Белые стены, оштукатуренные с лёгкой небрежностью, всегда казались ей чистым листом бумаги, идеальными декорациями для любого действа. Как причудливо на них танцевали тени деревьев и блики луж в дождливый день. Как радостно скакали солнечные зайчики, отражаясь от прозрачных кристаллов ловца света, подвешенного над окном. Сейчас они показались Вере стерильными, пустыми, скучными.

Она поняла, что должна увидеть эту картину вживую. И купить. Даже если полотно не произведёт подобного впечатления ни на кого другого, Вера повесит её тут, на стене напротив рабочего стола. Чтобы каждый день вспоминать о том, как зыбка грань между настоящим и выдуманным.

Завибрировал смартфон. Она вынырнула из мыслей и ответила на звонок.

– Альфия. – Это была её помощница, правая рука и единственная подруга. – Да, посмотрела. Из всего, что ты прислала, меня заинтересовала только картина с пожаром. Как её посмотреть? И кто автор? А другие его работы? Ясно. Диктуй адрес, я сама разберусь. Почему завтра? Ладно. Пока.

Быстро записав в блокнот адрес квартиры, которая, как оказалось, расположена всего в двух кварталах от галереи, в самом центре города, Вера взглянула на часы. Девять вечера. Понятно, почему Альфия решила закончить работать на сегодня. Пора и ей домой.

Взяв телефон, она ещё раз взглянула на картину. Может, ей показалось, и она не стоит внимания? Но нет, пожар полыхнул ещё ярче, а едва различимый силуэт женщины будто взывал о помощи. Неужели она напоролась на непризнанного гения? Или просто потеряла нюх?

Решив, что на сегодня хватит, Вера взяла сумочку, ключи от машины и вышла из кабинета.

***

Он лёг на жёсткую лавку, почувствовал, как хрустнуло в спине, и с наслаждением вытянул гудящие ноги. Закинул руки за голову, под которую положил свёрнутую в форме подушки куртку и прикрыл глаза.
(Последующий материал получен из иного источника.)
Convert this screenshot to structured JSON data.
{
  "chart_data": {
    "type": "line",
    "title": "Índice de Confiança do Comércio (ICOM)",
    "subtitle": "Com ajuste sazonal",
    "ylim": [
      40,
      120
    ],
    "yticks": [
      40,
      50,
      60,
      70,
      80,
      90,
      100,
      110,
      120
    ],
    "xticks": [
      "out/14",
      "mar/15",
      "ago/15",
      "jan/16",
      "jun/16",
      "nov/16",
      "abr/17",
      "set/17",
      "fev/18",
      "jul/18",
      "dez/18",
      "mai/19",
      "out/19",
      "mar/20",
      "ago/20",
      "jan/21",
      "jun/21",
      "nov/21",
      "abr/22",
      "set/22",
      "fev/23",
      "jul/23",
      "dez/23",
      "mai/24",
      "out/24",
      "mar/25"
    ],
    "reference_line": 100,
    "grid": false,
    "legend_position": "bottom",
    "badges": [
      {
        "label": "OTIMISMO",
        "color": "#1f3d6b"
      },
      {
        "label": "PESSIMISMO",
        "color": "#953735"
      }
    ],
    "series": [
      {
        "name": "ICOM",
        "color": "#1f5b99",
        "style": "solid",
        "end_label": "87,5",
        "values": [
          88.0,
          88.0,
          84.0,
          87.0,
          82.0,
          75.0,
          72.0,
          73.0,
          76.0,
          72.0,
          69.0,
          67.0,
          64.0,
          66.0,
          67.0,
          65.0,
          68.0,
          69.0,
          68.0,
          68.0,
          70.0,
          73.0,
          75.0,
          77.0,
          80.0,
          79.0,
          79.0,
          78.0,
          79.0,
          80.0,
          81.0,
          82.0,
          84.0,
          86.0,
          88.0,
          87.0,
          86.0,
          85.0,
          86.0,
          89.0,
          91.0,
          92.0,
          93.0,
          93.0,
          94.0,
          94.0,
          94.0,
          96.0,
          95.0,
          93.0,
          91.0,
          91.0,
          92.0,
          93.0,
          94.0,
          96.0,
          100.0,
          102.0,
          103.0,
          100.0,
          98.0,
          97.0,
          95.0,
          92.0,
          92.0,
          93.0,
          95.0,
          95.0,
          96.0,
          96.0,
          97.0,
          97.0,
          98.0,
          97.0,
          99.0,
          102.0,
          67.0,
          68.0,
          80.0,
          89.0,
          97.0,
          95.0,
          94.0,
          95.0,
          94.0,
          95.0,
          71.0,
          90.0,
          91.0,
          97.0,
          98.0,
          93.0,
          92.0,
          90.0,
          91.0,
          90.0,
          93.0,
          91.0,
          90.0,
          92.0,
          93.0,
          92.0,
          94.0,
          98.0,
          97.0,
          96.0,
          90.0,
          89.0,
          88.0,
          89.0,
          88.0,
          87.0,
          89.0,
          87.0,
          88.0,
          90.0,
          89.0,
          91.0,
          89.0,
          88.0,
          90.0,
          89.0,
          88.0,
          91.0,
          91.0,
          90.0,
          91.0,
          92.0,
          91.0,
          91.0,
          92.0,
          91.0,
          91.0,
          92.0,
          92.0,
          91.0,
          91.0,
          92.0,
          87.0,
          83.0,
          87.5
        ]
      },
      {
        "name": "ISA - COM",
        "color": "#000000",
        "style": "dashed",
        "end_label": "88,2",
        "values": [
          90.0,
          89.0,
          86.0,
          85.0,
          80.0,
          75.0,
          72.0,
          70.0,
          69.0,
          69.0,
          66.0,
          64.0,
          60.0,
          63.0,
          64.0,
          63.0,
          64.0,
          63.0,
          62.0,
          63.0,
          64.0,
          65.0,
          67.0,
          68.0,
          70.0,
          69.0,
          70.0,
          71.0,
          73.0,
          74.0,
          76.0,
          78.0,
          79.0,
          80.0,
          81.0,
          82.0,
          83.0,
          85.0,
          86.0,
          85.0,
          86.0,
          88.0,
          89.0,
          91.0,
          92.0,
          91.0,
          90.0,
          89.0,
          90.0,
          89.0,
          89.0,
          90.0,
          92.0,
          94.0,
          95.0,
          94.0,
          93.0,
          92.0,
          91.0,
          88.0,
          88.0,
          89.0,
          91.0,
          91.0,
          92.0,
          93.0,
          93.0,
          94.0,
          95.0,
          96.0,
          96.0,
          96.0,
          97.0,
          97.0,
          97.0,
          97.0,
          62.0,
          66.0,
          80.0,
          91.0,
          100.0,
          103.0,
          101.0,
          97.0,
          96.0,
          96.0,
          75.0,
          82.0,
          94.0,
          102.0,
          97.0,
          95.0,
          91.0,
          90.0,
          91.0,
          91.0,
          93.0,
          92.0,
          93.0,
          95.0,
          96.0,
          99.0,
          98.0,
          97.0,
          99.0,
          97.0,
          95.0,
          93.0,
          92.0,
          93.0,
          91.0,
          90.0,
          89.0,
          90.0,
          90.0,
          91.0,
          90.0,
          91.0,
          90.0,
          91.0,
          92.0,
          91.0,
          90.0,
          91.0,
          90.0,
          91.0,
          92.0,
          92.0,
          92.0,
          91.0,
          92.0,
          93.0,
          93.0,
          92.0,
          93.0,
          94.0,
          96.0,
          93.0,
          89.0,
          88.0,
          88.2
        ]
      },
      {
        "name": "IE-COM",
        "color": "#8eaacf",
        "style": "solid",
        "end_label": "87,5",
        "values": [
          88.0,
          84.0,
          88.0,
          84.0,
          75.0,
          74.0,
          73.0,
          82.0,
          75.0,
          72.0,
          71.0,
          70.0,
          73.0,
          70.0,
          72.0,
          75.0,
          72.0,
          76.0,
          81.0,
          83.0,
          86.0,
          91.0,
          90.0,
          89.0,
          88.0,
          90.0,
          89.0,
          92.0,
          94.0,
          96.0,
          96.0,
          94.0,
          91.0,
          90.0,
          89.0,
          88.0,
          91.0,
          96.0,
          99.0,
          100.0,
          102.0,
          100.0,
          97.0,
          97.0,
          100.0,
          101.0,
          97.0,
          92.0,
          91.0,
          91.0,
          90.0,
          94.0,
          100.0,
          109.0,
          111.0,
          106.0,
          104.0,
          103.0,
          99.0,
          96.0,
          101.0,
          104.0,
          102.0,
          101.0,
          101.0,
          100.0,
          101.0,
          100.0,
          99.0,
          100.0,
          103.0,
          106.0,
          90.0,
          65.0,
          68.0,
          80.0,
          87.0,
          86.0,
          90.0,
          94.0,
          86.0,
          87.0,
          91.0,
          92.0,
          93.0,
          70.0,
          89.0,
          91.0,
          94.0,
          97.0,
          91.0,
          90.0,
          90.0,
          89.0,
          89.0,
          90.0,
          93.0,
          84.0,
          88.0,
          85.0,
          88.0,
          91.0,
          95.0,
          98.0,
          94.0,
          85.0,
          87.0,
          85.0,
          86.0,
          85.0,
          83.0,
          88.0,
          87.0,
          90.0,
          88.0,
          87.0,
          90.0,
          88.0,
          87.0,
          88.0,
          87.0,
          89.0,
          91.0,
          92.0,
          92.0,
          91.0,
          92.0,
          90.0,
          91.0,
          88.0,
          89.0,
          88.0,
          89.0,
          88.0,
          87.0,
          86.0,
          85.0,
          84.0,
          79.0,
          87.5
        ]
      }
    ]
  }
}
Улыбнулся. Здесь ему было хорошо как нигде. В селе кругом люди, глаза, голоса, шепотки, ухмылки, взгляды. Пятнадцать лет прошло, как он приехал, а всё чужак. Есть ли хоть одно место на этой земле, где он почувствует себя дома?

Сквозь приоткрытые веки он обвёл взглядом хижину, которую построил сам. Крепкий сруб из лиственницы, окна в деревянных рамах, крыша из бересты и дёрна, надёжная дверь с амбарным замком. Двадцать квадратов неказистого рая. Построил вдалеке ото всего и всех. В густом лесу. Чтобы добраться сюда, нужно свернуть со старой лесовозной дороги, вброд миновать ручей и по петляющей сквозь берёзы и ели тропке добраться до склона горы. Укромная полянка надёжно скрыта от чужих глаз. Лишь охотники из села, коих осталось пара дедов, знают это место, но он не против.

Чёрт сопит под лавкой. (Эту кличку чёрный мохнатый кобель-дворняга получил за свой устрашающий вид и задиристый характер.) По крыше шелестит дождь. Ноздри щекочут ароматы влажного бора, густой смолы, пробуждающейся земли. Лес шепчет ласковые песни. Бесстрашные побеги папоротника, черемши и дикой малины, кудрявые шапочки сморчков уже пробиваются наружу через прелую листву и хвою. Ещё немного, и он услышит их голоса во всю радостную несокрушимую мощь.

Остаться бы здесь насовсем.

Он совершенно расслабился. На миг показалось, что это и есть свобода. Как в юности. Когда мир был пусть сложным, но красивым и логичным, словно едва начавшаяся шахматная партия. Чёрное и белое во всём многообразии ходов, уловок, тактик.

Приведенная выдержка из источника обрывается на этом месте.